10. Separate Worth from Performance

Avoid judging your self-worth or personality based on performance metrics like running times. Over-focus on comparison and personal bests can ruin the enjoyment of movement and lead to unnecessary mental stress, rather than fostering a healthy, intrinsic relationship with physical activity.

11. Invest in Future Health

View current efforts in movement and health as an investment in your future self’s quality of life. Prioritize building a foundation of good movement and well-being now to ensure a higher quality of life in later years, rather than solely focusing on longevity.

12. Start Small, Seek Progress

When beginning a new movement practice or habit, start with one small, manageable thing and don’t be paralyzed by the pursuit of perfection. Progress is more important than immediate mastery, and consistent small steps will lead to significant long-term changes.
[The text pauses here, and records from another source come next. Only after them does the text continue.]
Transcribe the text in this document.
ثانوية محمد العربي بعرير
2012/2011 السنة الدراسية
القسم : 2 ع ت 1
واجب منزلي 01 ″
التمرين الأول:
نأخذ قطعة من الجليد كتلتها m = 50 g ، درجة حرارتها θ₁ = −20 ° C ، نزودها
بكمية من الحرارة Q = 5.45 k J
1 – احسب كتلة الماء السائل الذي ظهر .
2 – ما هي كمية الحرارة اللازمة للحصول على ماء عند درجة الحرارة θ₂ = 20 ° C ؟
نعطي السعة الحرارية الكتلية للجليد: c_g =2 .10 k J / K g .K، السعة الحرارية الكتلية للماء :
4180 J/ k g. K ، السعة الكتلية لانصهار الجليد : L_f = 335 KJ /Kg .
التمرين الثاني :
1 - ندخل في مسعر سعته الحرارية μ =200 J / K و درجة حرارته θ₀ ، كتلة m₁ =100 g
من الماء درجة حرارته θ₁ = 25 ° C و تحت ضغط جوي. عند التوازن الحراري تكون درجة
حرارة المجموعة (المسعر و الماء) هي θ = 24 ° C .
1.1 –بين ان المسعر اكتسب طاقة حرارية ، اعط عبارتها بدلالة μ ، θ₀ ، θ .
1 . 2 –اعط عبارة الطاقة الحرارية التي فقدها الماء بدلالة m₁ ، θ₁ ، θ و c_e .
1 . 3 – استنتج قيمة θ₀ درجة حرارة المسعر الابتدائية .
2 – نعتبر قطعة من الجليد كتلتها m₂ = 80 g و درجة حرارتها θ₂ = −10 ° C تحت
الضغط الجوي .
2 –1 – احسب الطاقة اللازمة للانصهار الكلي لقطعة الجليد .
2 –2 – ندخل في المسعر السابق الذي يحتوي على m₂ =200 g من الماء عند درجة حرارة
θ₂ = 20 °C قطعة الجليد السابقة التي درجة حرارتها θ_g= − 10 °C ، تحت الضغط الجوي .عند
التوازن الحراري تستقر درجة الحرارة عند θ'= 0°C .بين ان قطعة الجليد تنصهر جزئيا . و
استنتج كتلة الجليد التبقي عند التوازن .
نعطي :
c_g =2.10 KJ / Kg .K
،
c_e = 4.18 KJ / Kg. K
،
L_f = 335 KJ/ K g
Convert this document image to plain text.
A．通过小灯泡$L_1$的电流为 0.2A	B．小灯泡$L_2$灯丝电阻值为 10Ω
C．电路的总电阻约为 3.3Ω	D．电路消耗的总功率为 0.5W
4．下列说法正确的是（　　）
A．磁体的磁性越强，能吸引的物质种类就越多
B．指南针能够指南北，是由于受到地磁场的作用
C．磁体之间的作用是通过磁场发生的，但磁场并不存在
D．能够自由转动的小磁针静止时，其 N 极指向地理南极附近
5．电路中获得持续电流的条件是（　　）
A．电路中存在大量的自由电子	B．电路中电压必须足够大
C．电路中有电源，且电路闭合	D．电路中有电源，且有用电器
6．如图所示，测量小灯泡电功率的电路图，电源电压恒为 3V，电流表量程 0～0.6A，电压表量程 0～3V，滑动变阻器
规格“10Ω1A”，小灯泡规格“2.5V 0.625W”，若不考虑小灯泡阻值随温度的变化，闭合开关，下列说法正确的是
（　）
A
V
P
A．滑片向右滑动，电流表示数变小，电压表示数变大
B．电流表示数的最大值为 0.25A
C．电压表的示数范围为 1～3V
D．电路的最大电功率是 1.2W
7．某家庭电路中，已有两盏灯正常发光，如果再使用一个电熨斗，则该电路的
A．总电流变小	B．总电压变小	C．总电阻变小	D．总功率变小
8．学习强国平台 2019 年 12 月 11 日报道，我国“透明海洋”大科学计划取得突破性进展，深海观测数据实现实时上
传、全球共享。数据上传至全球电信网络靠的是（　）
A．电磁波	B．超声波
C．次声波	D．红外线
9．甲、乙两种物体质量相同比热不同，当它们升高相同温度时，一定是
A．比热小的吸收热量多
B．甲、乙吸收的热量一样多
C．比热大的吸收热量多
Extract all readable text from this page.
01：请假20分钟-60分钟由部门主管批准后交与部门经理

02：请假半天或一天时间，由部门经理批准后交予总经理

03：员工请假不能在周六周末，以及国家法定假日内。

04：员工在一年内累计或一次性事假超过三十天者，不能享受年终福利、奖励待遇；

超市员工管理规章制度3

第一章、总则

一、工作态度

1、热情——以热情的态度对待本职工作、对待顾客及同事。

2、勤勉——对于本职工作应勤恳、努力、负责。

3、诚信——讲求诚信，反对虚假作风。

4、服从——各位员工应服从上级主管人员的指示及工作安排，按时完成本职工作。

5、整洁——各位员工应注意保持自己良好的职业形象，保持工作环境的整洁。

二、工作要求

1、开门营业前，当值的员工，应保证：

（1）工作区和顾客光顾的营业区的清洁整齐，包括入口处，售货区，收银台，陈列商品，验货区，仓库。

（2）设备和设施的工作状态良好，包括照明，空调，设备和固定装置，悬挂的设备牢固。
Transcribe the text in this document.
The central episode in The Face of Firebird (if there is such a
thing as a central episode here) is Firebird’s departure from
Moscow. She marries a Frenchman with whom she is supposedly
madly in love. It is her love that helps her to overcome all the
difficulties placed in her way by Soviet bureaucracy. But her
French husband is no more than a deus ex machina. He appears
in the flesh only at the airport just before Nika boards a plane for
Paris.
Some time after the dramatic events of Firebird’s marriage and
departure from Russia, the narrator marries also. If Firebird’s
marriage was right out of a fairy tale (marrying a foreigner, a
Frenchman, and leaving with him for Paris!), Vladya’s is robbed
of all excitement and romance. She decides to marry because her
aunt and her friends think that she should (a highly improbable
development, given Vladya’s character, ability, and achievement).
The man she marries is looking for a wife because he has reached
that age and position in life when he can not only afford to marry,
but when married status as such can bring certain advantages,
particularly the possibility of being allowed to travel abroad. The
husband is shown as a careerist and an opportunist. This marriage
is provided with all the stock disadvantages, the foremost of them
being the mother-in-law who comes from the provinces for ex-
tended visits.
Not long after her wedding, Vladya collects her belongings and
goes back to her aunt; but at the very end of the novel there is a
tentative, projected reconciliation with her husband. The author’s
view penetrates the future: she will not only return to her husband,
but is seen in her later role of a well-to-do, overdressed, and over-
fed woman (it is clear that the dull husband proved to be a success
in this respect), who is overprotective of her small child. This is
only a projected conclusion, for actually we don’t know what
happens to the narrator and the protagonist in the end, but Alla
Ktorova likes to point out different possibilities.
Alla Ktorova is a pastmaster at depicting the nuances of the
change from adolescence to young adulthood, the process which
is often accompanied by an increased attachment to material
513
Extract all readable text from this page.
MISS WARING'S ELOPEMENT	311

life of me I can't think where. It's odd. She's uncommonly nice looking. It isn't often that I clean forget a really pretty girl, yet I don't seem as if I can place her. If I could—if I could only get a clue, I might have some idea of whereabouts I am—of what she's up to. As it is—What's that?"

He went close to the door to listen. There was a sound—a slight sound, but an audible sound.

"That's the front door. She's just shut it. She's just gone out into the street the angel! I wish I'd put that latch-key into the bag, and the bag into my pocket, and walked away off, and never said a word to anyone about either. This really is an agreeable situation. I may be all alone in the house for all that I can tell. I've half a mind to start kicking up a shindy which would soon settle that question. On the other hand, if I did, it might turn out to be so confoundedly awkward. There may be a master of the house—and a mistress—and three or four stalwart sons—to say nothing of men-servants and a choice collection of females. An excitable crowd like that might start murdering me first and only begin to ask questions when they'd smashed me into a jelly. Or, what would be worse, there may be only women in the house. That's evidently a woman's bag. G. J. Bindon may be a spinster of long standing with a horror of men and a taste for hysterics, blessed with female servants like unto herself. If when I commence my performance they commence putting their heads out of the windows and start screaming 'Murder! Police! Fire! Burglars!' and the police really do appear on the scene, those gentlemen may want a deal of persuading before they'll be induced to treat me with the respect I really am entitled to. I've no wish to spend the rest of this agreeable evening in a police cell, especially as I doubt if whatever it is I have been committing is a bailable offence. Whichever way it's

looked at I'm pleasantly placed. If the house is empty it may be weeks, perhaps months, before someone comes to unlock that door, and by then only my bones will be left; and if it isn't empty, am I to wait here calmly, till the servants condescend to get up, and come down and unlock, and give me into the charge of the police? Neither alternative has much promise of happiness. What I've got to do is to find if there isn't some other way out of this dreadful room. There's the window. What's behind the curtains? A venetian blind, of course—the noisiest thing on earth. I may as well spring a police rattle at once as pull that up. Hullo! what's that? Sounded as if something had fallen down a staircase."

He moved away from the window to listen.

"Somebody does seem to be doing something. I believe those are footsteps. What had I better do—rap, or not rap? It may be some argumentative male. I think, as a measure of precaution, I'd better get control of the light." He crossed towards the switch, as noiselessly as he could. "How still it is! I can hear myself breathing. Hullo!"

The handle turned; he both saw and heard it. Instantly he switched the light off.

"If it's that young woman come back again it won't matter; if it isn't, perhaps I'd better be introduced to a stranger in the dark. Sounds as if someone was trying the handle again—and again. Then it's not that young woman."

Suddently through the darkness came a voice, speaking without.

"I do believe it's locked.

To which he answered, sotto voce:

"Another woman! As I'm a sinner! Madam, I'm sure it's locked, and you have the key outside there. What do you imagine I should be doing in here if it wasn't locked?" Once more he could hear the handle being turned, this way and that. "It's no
13. Technique Over Discomfort

During physical discomfort (not pain), shift your focus from the unpleasant sensation to the correctness of your technique, visualizations, or positive mantras. This approach, exemplified in breathing practices, can help manage discomfort and improve performance without increasing suffering.

14. Community for Sustained Movement

For sustained and far-reaching progress in movement and life, engage with a supportive community rather than pursuing goals in isolation. The culture of a community can act as a powerful, soft coach, naturally improving individual patterns and providing accountability and camaraderie.